Two additional cruisers that served in the RHN, but whom I have not yet included were the old, but spirited
Helle of 1912-vintage and the even older ACR
Averoff (
Giorgios Averoff) Since Navarchos already has provided us with two sterling depictions of these ships (the latter as if rebuilt by Ansaldo, Trieste, Italy, 1937-39), I will just go ahead and re-post them hereas a reminder of how they looked like.
What needs to be said is the following:
Helle was stationed with the Black Seas fleet, not the Adriatic, as would have been her real-life service station. Faithfully she accompanied the main body of the fleet, often performing rather daring mine-laying operations right under the nose of the Turkish enemy. When the break-out from the Euxine was ordered, May, 1942, she bravely led the remaining Black Seas Fleet units through the closed and mined Bosporus, hitting a mine on the 23rd and blowing up with heavy loss of life - but not till she had cleared the Straits for the Cruiser Fleet.
The
Averoff finally received her long anticipated rebuilding. That she was rebuilt in the first place was controversial enough, since the Hellenes held this ship in a particularly high and nostalgic esteem, due to her association with the famed Adm. Pavlos Kontourioutis.

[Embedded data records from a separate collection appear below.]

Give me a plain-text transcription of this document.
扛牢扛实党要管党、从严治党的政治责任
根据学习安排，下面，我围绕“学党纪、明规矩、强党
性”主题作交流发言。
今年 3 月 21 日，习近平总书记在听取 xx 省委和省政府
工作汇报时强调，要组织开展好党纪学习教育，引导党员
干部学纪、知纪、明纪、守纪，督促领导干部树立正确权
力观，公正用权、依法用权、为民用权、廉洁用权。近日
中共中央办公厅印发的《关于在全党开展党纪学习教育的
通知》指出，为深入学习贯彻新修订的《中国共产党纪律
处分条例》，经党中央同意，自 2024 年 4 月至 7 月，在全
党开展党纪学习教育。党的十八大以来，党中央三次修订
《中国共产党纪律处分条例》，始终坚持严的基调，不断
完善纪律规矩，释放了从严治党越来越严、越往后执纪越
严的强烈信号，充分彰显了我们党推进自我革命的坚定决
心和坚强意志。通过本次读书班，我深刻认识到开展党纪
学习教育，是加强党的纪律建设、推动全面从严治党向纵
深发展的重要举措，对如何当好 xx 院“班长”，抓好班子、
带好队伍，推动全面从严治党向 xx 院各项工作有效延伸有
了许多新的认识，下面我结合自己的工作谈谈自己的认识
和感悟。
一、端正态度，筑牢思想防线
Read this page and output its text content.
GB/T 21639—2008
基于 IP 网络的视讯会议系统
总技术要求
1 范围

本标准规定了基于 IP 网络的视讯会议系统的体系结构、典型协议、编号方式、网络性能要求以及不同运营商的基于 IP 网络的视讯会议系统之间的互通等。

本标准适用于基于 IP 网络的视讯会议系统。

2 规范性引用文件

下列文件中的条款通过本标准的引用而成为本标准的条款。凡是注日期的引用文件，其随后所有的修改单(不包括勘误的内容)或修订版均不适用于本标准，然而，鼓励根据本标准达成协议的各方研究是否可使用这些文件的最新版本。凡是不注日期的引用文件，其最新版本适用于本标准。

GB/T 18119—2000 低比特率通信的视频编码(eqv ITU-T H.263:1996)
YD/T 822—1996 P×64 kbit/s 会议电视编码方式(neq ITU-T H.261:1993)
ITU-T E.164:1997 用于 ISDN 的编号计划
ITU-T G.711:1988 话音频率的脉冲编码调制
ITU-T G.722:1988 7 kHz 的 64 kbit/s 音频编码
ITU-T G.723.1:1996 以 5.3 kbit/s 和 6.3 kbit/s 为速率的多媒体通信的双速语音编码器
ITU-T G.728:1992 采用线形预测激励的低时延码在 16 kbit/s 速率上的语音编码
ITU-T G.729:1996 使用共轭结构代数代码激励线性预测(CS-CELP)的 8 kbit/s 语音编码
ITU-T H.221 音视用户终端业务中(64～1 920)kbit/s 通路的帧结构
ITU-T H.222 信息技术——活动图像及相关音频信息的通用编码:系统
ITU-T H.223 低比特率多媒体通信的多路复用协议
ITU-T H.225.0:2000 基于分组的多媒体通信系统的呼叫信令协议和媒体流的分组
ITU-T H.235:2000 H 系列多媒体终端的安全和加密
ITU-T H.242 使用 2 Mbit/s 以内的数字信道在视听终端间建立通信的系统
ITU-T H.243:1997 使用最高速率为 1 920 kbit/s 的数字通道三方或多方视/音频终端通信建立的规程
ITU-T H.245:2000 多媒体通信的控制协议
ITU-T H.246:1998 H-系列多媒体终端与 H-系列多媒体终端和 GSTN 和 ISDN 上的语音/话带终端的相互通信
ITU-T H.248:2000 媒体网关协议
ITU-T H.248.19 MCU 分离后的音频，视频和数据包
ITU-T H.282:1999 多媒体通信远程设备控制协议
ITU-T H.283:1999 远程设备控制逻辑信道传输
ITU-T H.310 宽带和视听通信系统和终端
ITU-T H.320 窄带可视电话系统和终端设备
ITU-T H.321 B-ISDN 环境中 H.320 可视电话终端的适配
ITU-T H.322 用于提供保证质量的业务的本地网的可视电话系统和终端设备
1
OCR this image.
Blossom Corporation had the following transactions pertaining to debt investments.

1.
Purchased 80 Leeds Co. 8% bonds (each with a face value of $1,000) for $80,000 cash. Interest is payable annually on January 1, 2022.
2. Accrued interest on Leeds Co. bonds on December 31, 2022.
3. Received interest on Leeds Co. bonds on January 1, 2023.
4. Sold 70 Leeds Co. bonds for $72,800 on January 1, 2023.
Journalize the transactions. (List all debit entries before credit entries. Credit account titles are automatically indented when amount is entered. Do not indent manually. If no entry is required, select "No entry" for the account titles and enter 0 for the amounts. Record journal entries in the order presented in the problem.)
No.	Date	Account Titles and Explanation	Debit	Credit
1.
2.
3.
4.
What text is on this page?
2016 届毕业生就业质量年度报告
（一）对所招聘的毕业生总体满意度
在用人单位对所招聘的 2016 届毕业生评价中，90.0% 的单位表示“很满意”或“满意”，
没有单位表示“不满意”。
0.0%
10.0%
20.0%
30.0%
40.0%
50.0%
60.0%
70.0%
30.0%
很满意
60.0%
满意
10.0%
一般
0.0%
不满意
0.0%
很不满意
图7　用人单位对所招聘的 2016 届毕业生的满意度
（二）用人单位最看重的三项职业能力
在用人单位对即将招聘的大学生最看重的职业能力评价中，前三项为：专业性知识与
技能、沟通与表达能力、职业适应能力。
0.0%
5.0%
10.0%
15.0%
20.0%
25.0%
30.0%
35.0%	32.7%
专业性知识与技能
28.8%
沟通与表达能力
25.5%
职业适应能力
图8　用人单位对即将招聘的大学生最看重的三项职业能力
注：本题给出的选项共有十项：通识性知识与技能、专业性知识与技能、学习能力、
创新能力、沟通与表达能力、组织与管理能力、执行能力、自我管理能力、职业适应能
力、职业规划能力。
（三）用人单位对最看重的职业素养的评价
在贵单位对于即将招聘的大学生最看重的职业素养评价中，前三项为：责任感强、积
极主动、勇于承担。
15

She received a modern bridge, had her fore funnel trunked back into her middle one and received funnel caps. Four obsolete, Italian 100mm HA/LA two-barrel gun mounts were situated amidships; the ships casemates having been plated in and the secondary armament supressed. A flared, lengthened bow, enabled the old cruiser to reach 24.5 knots. She was also reboilered with oil-heated boilers.
For most of the time, afterwards,
Averoff was relegated to the reserve; she functioned as the administrative flagship for the C-in-C in the absence of the CA
Olympia, which almost exclusively served as the active flagship for the Euxine Fleet. After the war, she was quickly put back into the reserve, and is, today, along with the
Olympia and
Sphendoni preserved as a museum ship.